<< Back to article Print this page Loading page, please wait...

Six key defenses against Shellshock attacks

Antone Gonsalves (CSO (US))
30 September, 2014 22:36

The number of attempts by hackers to compromise computers through the Shellshock vulnerability is rising, but companies have options for defending against attackers.

Shellshock is the name given to a set of at least six vulnerabilities in GNU Bash, the default command shell found in Linux, Unix and Mac OS X. The flaws in Bash, which stand for Bourne Again SHell, include CVE-2014-6271, CVE-2014-7169, CVE-2014-7186, CVE-2014-7187, CVE-2014-6277 and CVE-2014-6278.

Security vendor Cloudflare reported Monday that it has counted more 1.5 million distributed-denial-of-service attacks against the Shellshock flaw daily on its network.

Web application firewall vendor Incapsula reported Monday that over the four days since Shellshock was made public Sept. 25, it has deflected more than 217,000 exploit attempts on over 4,115 domains. Incapsula has documented attacks originating from more than 890 IP addresses worldwide.

So, what should companies do to defend against attackers? Experts from the SANS Institute, which provides data, network and cyber security training, offer the following advice:

--Use multiple scripts. Paul Henry, a senior instructor at SANS, found he needed multiple scripts in order to test for the half-dozen flaws. He found that the scripts released by vendors for their products were not enough.

"They (the scripts) are simply not tight enough. You're missing machines," Henry said. "People need to be really careful and thorough in their scanning. Think it through."

Fortunately, vulnerability-scanning tools include scripts to test for the various flavors of the Bash vulnerability, so companies should make sure they have all available scripts before testing.

--Test using DHCP. One way to exploit the flaw is through a dynamic host configuration protocol (DHCP) message carrying an exploit string.

"You can essentially exploit your own systems by sending an exploit string, like for example a ping, from a DHCP server," Johannes Ullrich, director of the SANS Internet Storm Center, said. "If a system in your network is vulnerable, it will ping the DHCP server that you've set up."

--Apply vendor-supplied rules. Firewalls and intrusion detection and prevention systems need to be updated with the latest rules to block attacks targeted at Bash flaws. Cisco-owned Sourcefire, Juniper Networks, IBM and F5 Networks are among the vendors who have released updates.

Companies that use the popular open-source Bro or Snort intrusion prevention systems (IPS) should install the latest rule set available from the respective community sites.

"The rules out there are pretty good in the sense that they're unlikely to miss a lot of exploit attempts," Ullrich said. "The only problem will be false positives."

--Install the latest patches. Many patches sent by vendors are functional, but incomplete. Nevertheless, companies have been advised to apply what is available. Patching once and then forgetting about the problem won't solve this bug. Instead, system administrators will need to stay on top of vendor-provided patches to update the fixes already in place.
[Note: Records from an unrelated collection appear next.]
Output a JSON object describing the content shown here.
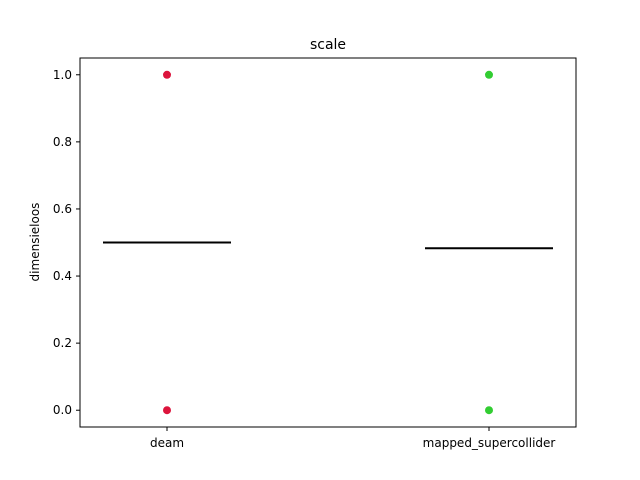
{
  "chart_data": {
    "type": "scatter",
    "title": "scale",
    "xlabel": "",
    "ylabel": "dimensieloos",
    "categories": [
      "deam",
      "mapped_supercollider"
    ],
    "ylim": [
      -0.05,
      1.05
    ],
    "yticks": [
      0.0,
      0.2,
      0.4,
      0.6,
      0.8,
      1.0
    ],
    "ytick_labels": [
      "0.0",
      "0.2",
      "0.4",
      "0.6",
      "0.8",
      "1.0"
    ],
    "grid": false,
    "series": [
      {
        "category": "deam",
        "color": "#dc143c",
        "values": [
          0.0,
          1.0
        ],
        "median_line": 0.5
      },
      {
        "category": "mapped_supercollider",
        "color": "#32cd32",
        "values": [
          0.0,
          1.0
        ],
        "median_line": 0.483
      }
    ]
  }
}
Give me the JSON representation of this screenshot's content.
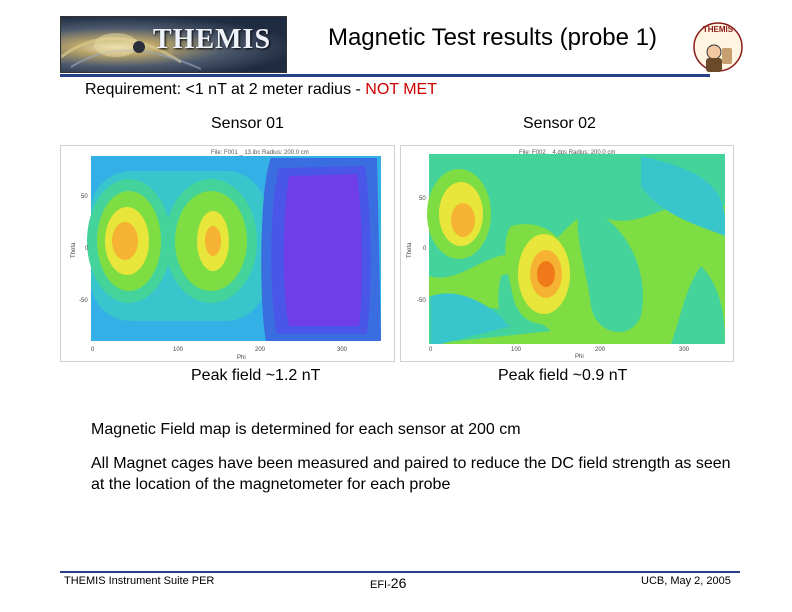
{
  "header": {
    "logo_text": "THEMIS",
    "title": "Magnetic Test results (probe 1)",
    "mascot_text": "THEMIS"
  },
  "requirement": {
    "prefix": "Requirement:  <1 n",
    "unit": "T at 2 meter radius -  ",
    "status": "NOT MET"
  },
  "colors": {
    "accent": "#27408b",
    "status_red": "#cc0000"
  },
  "sensors": [
    {
      "label": "Sensor 01",
      "plot_header": "File: F001 _ 13.ibc    Radius: 200.0 cm",
      "x_label": "Phi",
      "y_label": "Theta",
      "x_ticks": [
        "0",
        "100",
        "200",
        "300"
      ],
      "y_ticks": [
        "50",
        "0",
        "-50"
      ],
      "peak": "Peak field ~1.2 nT"
    },
    {
      "label": "Sensor 02",
      "plot_header": "File: F002 _ 4.dps    Radius: 200.0 cm",
      "x_label": "Phi",
      "y_label": "Theta",
      "x_ticks": [
        "0",
        "100",
        "200",
        "300"
      ],
      "y_ticks": [
        "50",
        "0",
        "-50"
      ],
      "peak": "Peak field ~0.9 nT"
    }
  ],
  "body": {
    "line1": "Magnetic Field map is determined for each sensor at 200 cm",
    "line2": "All Magnet cages have been measured and paired to reduce the DC field strength as seen at the location of the magnetometer for each probe"
  },
  "footer": {
    "left": "THEMIS Instrument Suite PER",
    "center_prefix": "EFI-",
    "center_num": "26",
    "right": "UCB, May 2, 2005"
  }
}
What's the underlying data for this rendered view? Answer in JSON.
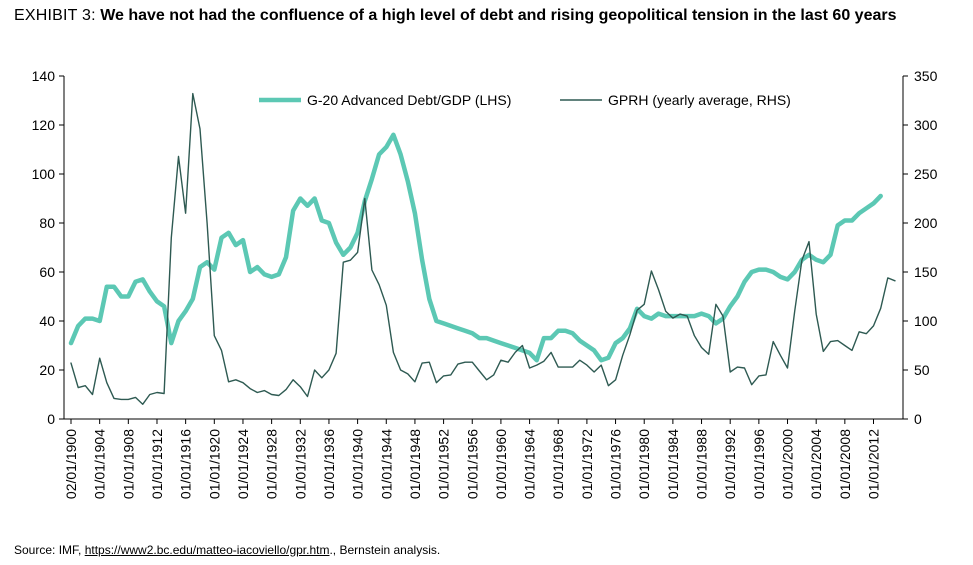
{
  "header": {
    "exhibit": "EXHIBIT 3:",
    "title": "We have not had the confluence of a high level of debt and rising geopolitical tension in the last 60 years"
  },
  "source": {
    "prefix": "Source: IMF, ",
    "link": "https://www2.bc.edu/matteo-iacoviello/gpr.htm",
    "suffix": "., Bernstein analysis."
  },
  "colors": {
    "debt": "#5cc8b4",
    "gprh": "#2e5a52",
    "axis": "#000000"
  },
  "chart_data": {
    "type": "line",
    "title": "",
    "y_left": {
      "min": 0,
      "max": 140,
      "ticks": [
        0,
        20,
        40,
        60,
        80,
        100,
        120,
        140
      ]
    },
    "y_right": {
      "min": 0,
      "max": 350,
      "ticks": [
        0,
        50,
        100,
        150,
        200,
        250,
        300,
        350
      ]
    },
    "x_tick_labels": [
      "02/01/1900",
      "01/01/1904",
      "01/01/1908",
      "01/01/1912",
      "01/01/1916",
      "01/01/1920",
      "01/01/1924",
      "01/01/1928",
      "01/01/1932",
      "01/01/1936",
      "01/01/1940",
      "01/01/1944",
      "01/01/1948",
      "01/01/1952",
      "01/01/1956",
      "01/01/1960",
      "01/01/1964",
      "01/01/1968",
      "01/01/1972",
      "01/01/1976",
      "01/01/1980",
      "01/01/1984",
      "01/01/1988",
      "01/01/1992",
      "01/01/1996",
      "01/01/2000",
      "01/01/2004",
      "01/01/2008",
      "01/01/2012"
    ],
    "legend_position": "top",
    "series": [
      {
        "name": "G-20 Advanced Debt/GDP (LHS)",
        "axis": "left",
        "start_year": 1900,
        "values": [
          31,
          38,
          41,
          41,
          40,
          54,
          54,
          50,
          50,
          56,
          57,
          52,
          48,
          46,
          31,
          40,
          44,
          49,
          62,
          64,
          61,
          74,
          76,
          71,
          73,
          60,
          62,
          59,
          58,
          59,
          66,
          85,
          90,
          87,
          90,
          81,
          80,
          72,
          67,
          70,
          76,
          89,
          98,
          108,
          111,
          116,
          108,
          97,
          84,
          65,
          49,
          40,
          39,
          38,
          37,
          36,
          35,
          33,
          33,
          32,
          31,
          30,
          29,
          28,
          27,
          24,
          33,
          33,
          36,
          36,
          35,
          32,
          30,
          28,
          24,
          25,
          31,
          33,
          37,
          45,
          42,
          41,
          43,
          42,
          42,
          42,
          42,
          42,
          43,
          42,
          39,
          41,
          46,
          50,
          56,
          60,
          61,
          61,
          60,
          58,
          57,
          60,
          65,
          67,
          65,
          64,
          67,
          79,
          81,
          81,
          84,
          86,
          88,
          91
        ]
      },
      {
        "name": "GPRH (yearly average, RHS)",
        "axis": "right",
        "start_year": 1900,
        "values": [
          57,
          32,
          34,
          25,
          62,
          37,
          21,
          20,
          20,
          22,
          15,
          25,
          27,
          26,
          185,
          268,
          210,
          332,
          296,
          200,
          85,
          70,
          38,
          40,
          37,
          31,
          27,
          29,
          25,
          24,
          30,
          40,
          33,
          23,
          50,
          42,
          50,
          67,
          160,
          162,
          170,
          225,
          152,
          137,
          116,
          68,
          50,
          46,
          38,
          57,
          58,
          37,
          44,
          45,
          56,
          58,
          58,
          49,
          40,
          45,
          60,
          58,
          68,
          75,
          52,
          55,
          59,
          68,
          53,
          53,
          53,
          60,
          55,
          48,
          55,
          34,
          40,
          65,
          86,
          111,
          117,
          151,
          132,
          110,
          103,
          107,
          105,
          85,
          73,
          66,
          117,
          105,
          48,
          53,
          52,
          35,
          44,
          45,
          79,
          65,
          52,
          110,
          162,
          181,
          107,
          69,
          79,
          80,
          75,
          70,
          89,
          87,
          95,
          113,
          144,
          141
        ]
      }
    ]
  }
}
Because of the many variations of Linux, SANS recommends recompiling the patch source code on a test system configured identically with the target machine to avoid causing a problem with software running on the latter computer.

"If you misapply a patch on the wrong (operating system) kernel, you could break something," Henry said. "My personal preference is to compile on the machine that I'm going to be trying to patch Bash."

--Monitor system logs. Companies need to step up monitoring of server logs to catch anomalies pointing to exploitation attempts or successes. In particular, companies should monitor for outbound pings and outbound Internet relay chat (IRC) and HTTP connections.

"Those are the big ones right now," Ullrich said.

Companies should be "very cautious" with outbound traffic from an internal server, Henry said. "Normally, a server is going to respond to a query, but the server should not be initiating a new connection by itself to the Internet."

--Check IoTs devices. Companies that use Internet of Things (IoTs) devices, which include DVRs, VoIP phones and consumer-off-the-shelf (COT) hardware, such as modems, routers and video cameras, should ask the respective vendors whether their products are vulnerable. Affected hardware that won't get patched should be replaced.

Fortunately, very few IoTs devices use Bash. The majority runs instead a set of tools called BusyBox.

"There's a huge population of vulnerable devices, but only a few of them are exposed and exploitable," Ullrich said.